I need you...to trust me…to feel you…Do you feel...like I do?...like I do?....aaaa...now….
The lyrics recount a series of vignettes concurrent with but removed from the birth of Jesus. Each verse advances an importance and immediacy to what’s witnessed. Unlike other historical fanfiction, (such as “Little Drummer Boy” or “Mary Did You Know,”) no one directly interacts with the Christ child. Rather, this song depicts the origins of the distant and disembodied urgency of Christmas cheer. Maybe this is the welling that the scholar-kings felt after noticing the mysterious star in the East. Maybe this is the welling that first “shone round” shepherds in a dark field and made them “sore afraid” until the angel explained that good news. This is still the welling we ritually manufacture each December, thousands of years removed.
There’s something at the center of that warm fuzzy feeling that can only be described by recognizing. A star, a song—the religion classes I grew up sitting in might’ve called this “General Revelation”—the abundant obviousness of a god, and a god that is Love, not from dogma or prophecy but rendered from every angle by the transcendently beautiful world belonging to that god. Part of the mystery of the Incarnation is how a shooting star, a voice as big as the sea, and a shivering child can so immediately and obviously elicit the obligation to give one’s wealth and life away. And that this child will somehow bring goodness and light. Even knowing that this child is that god. Believing in a coming kingdom of that god, in this context, may mean believing the world will know peace when this child is really seen, heard, felt.
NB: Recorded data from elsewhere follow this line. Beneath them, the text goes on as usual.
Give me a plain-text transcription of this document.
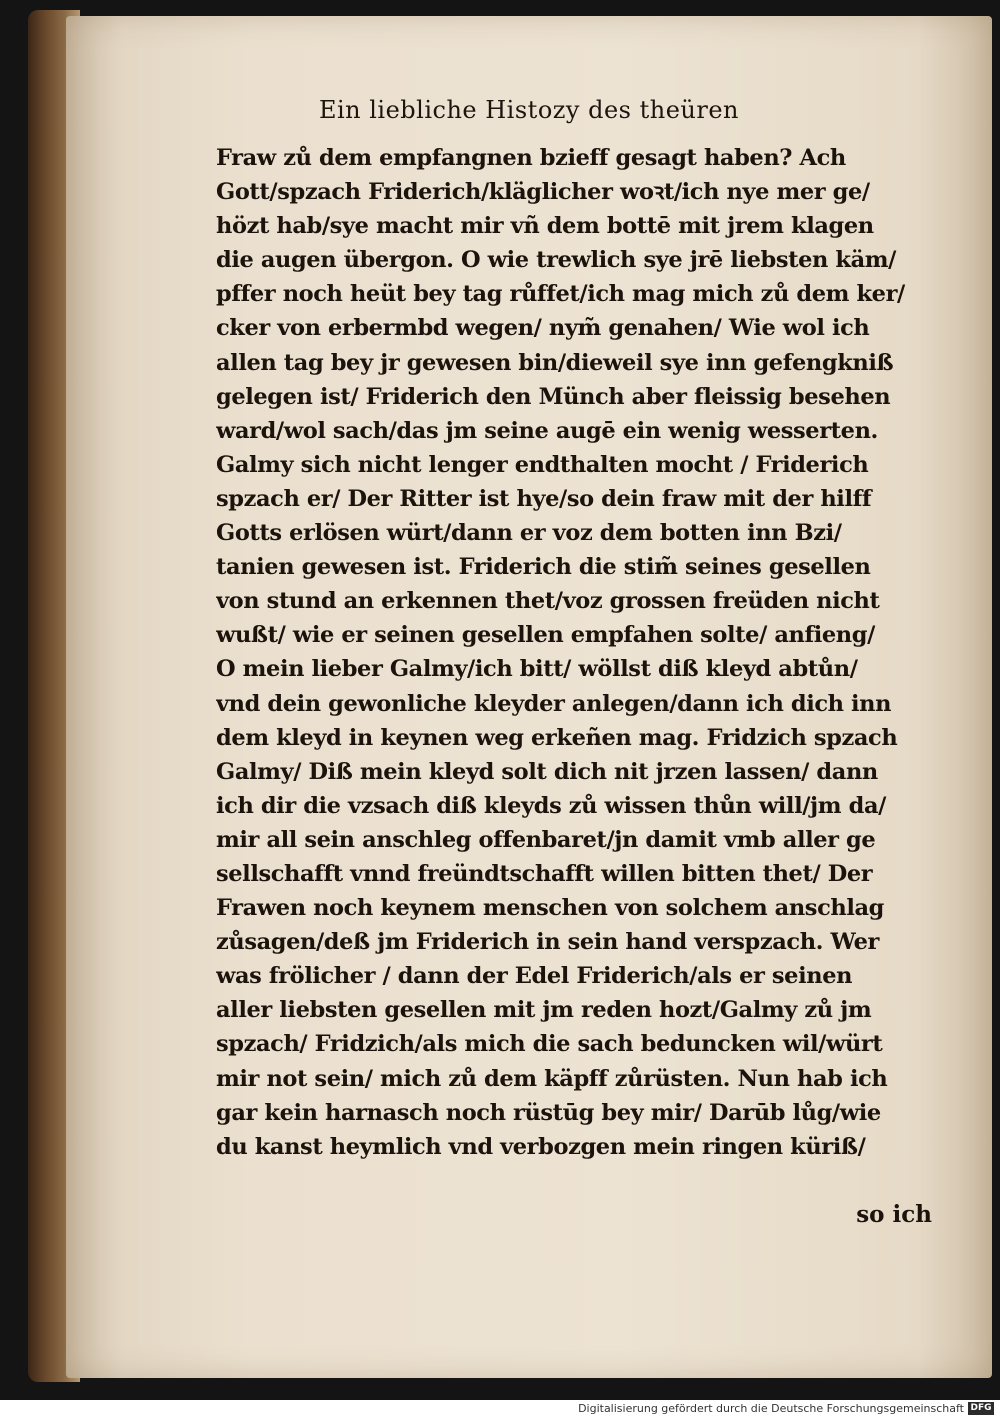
Ein liebliche Histozy des theüren
Fraw zů dem empfangnen bzieff gesagt haben? Ach
Gott/spzach Friderich/kläglicher woꝛt/ich nye mer ge/
hözt hab/sye macht mir vñ dem bottē mit jrem klagen
die augen übergon. O wie trewlich sye jrē liebsten käm/
pffer noch heüt bey tag růffet/ich mag mich zů dem ker/
cker von erbermbd wegen/ nym̃ genahen/ Wie wol ich
allen tag bey jr gewesen bin/dieweil sye inn gefengkniß
gelegen ist/ Friderich den Münch aber fleissig besehen
ward/wol sach/das jm seine augē ein wenig wesserten.
Galmy sich nicht lenger endthalten mocht / Friderich
spzach er/ Der Ritter ist hye/so dein fraw mit der hilff
Gotts erlösen würt/dann er voz dem botten inn Bzi/
tanien gewesen ist. Friderich die stim̃ seines gesellen
von stund an erkennen thet/voz grossen freüden nicht
wußt/ wie er seinen gesellen empfahen solte/ anfieng/
O mein lieber Galmy/ich bitt/ wöllst diß kleyd abtůn/
vnd dein gewonliche kleyder anlegen/dann ich dich inn
dem kleyd in keynen weg erkeñen mag. Fridzich spzach
Galmy/ Diß mein kleyd solt dich nit jrzen lassen/ dann
ich dir die vzsach diß kleyds zů wissen thůn will/jm da/
mir all sein anschleg offenbaret/jn damit vmb aller ge
sellschafft vnnd freündtschafft willen bitten thet/ Der
Frawen noch keynem menschen von solchem anschlag
zůsagen/deß jm Friderich in sein hand verspzach. Wer
was frölicher / dann der Edel Friderich/als er seinen
aller liebsten gesellen mit jm reden hozt/Galmy zů jm
spzach/ Fridzich/als mich die sach beduncken wil/würt
mir not sein/ mich zů dem käpff zůrüsten. Nun hab ich
gar kein harnasch noch rüstūg bey mir/ Darūb lůg/wie
du kanst heymlich vnd verbozgen mein ringen küriß/
so ich
Digitalisierung gefördert durch die Deutsche Forschungsgemeinschaft DFG
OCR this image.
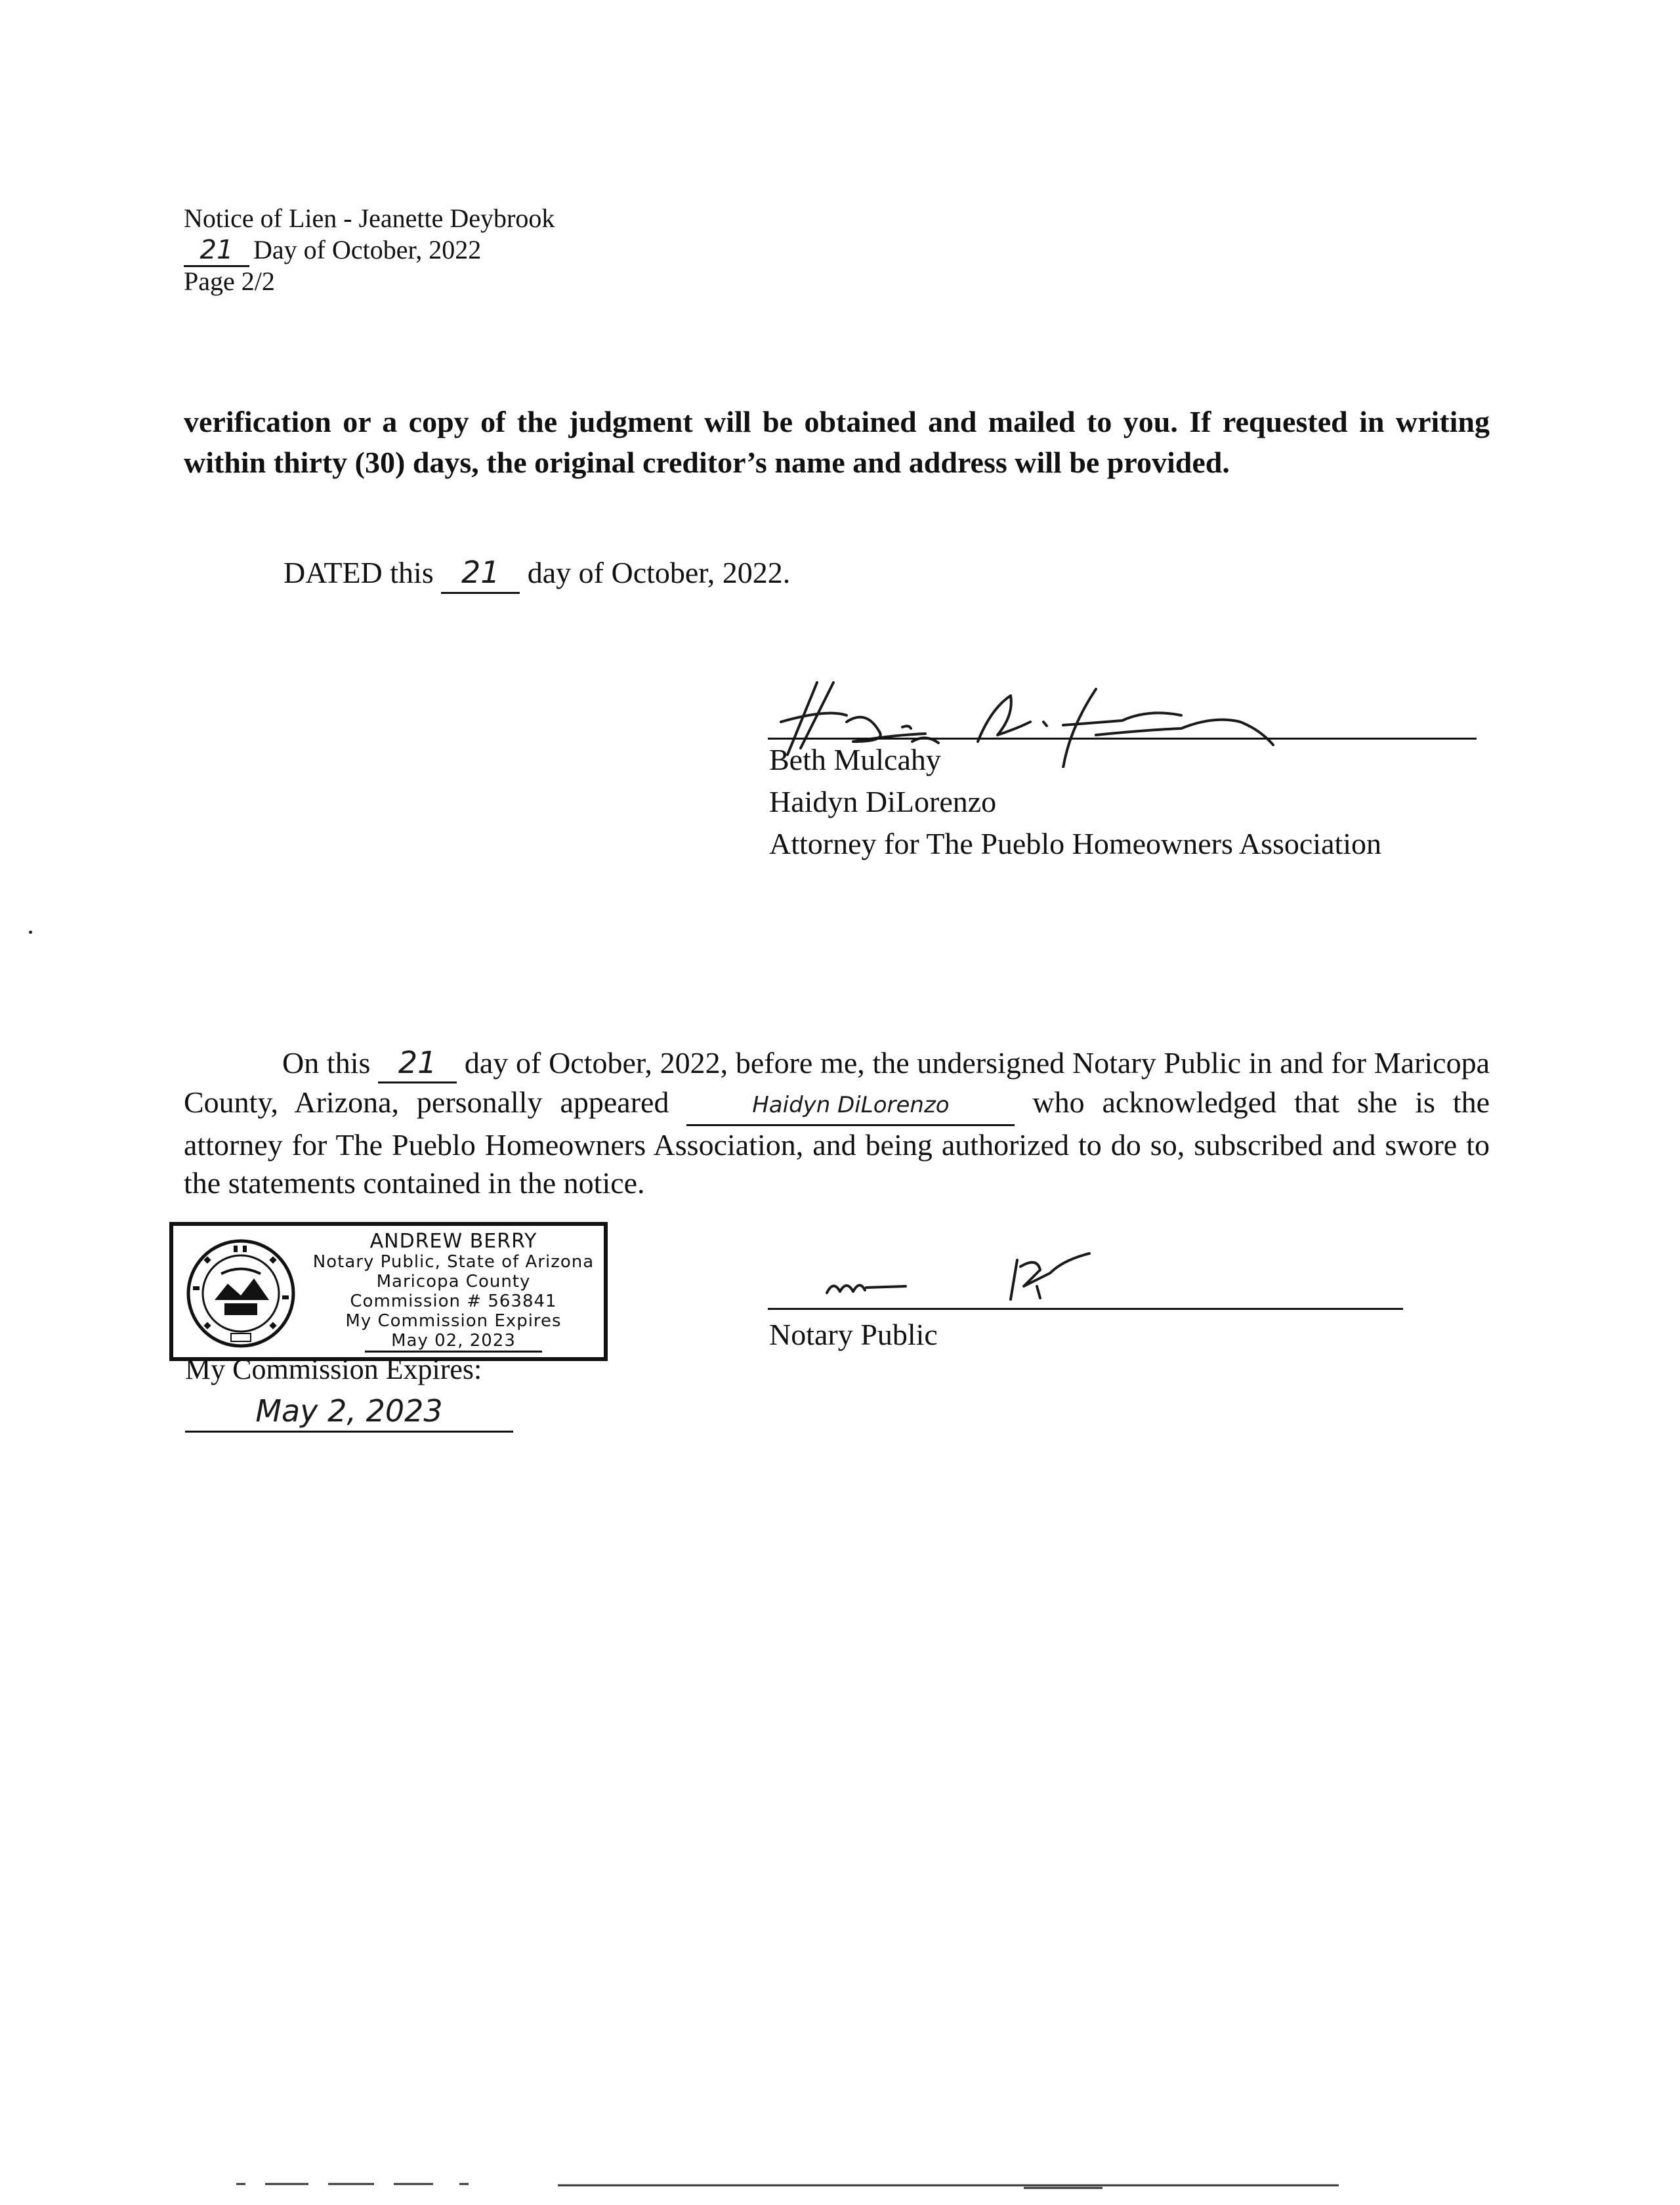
Notice of Lien - Jeanette Deybrook
21 Day of October, 2022
Page 2/2
verification or a copy of the judgment will be obtained and mailed to you. If requested in writing within thirty (30) days, the original creditor’s name and address will be provided.
DATED this 21 day of October, 2022.
Beth Mulcahy
Haidyn DiLorenzo
Attorney for The Pueblo Homeowners Association
On this 21 day of October, 2022, before me, the undersigned Notary Public in and for Maricopa County, Arizona, personally appeared	Haidyn DiLorenzo	who acknowledged that she is the attorney for The Pueblo Homeowners Association, and being authorized to do so, subscribed and swore to the statements contained in the notice.
ANDREW BERRY
Notary Public, State of Arizona
Maricopa County
Commission # 563841
My Commission Expires
May 02, 2023
My Commission Expires:
May 2, 2023
Notary Public
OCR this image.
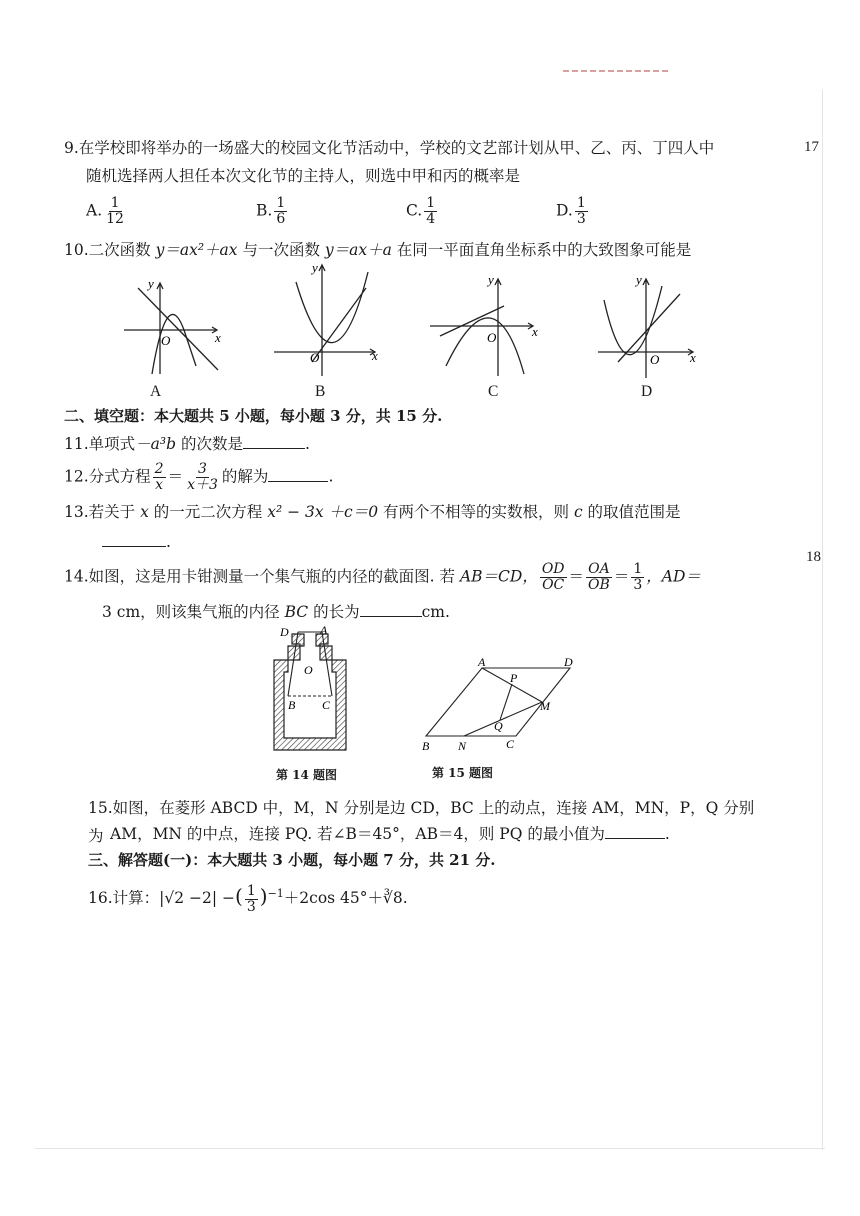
17
18
9.在学校即将举办的一场盛大的校园文化节活动中，学校的文艺部计划从甲、乙、丙、丁四人中
随机选择两人担任本次文化节的主持人，则选中甲和丙的概率是
A. $\frac{1}{12}$	B. $\frac{1}{6}$	C. $\frac{1}{4}$	D. $\frac{1}{3}$
10.二次函数 y＝ax²＋ax 与一次函数 y＝ax＋a 在同一平面直角坐标系中的大致图象可能是
x
y
O
A
x
y
O
B
x
y
O
C
x
y
O
D
二、填空题：本大题共 5 小题，每小题 3 分，共 15 分.
11.单项式－a³b 的次数是	.
12.分式方程 $\frac{2}{x} = \frac{3}{x+3}$ 的解为	.
13.若关于 x 的一元二次方程 x² − 3x ＋c＝0 有两个不相等的实数根，则 c 的取值范围是
.
14.如图，这是用卡钳测量一个集气瓶的内径的截面图. 若 AB＝CD， $\frac{OD}{OC} = \frac{OA}{OB} = \frac{1}{3}$ ，AD＝
3 cm，则该集气瓶的内径 BC 的长为	cm.
D	A
O
B C
第 14 题图
A	D
P
M
Q
B N	C
第 15 题图
15.如图，在菱形 ABCD 中，M，N 分别是边 CD，BC 上的动点，连接 AM，MN，P，Q 分别为 AM，MN 的中点，连接 PQ. 若∠B＝45°，AB＝4，则 PQ 的最小值为	.
三、解答题(一)：本大题共 3 小题，每小题 7 分，共 21 分.
16.计算：|√2 −2| −( $\frac{1}{3} )^{-1}+2\cos$ 45°＋∛8.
So much of Sufjan’s songwriting reflects a need to understand and be understood. This sustains through his catalog despite a shifting backdrop of approach and musical style. I was first attracted to it in storytelling so vivid it’s rumored to be autobiographical—the relatability through heartbreaking specificity. It’s reinvented in unmitigated apocalyptic emotional expression. And eventually, it appears in a ten-album tribute to the self-inflicted nostalgia of the holiday season and all its preoccupations. All realizing and resolving: do you see what I see, now?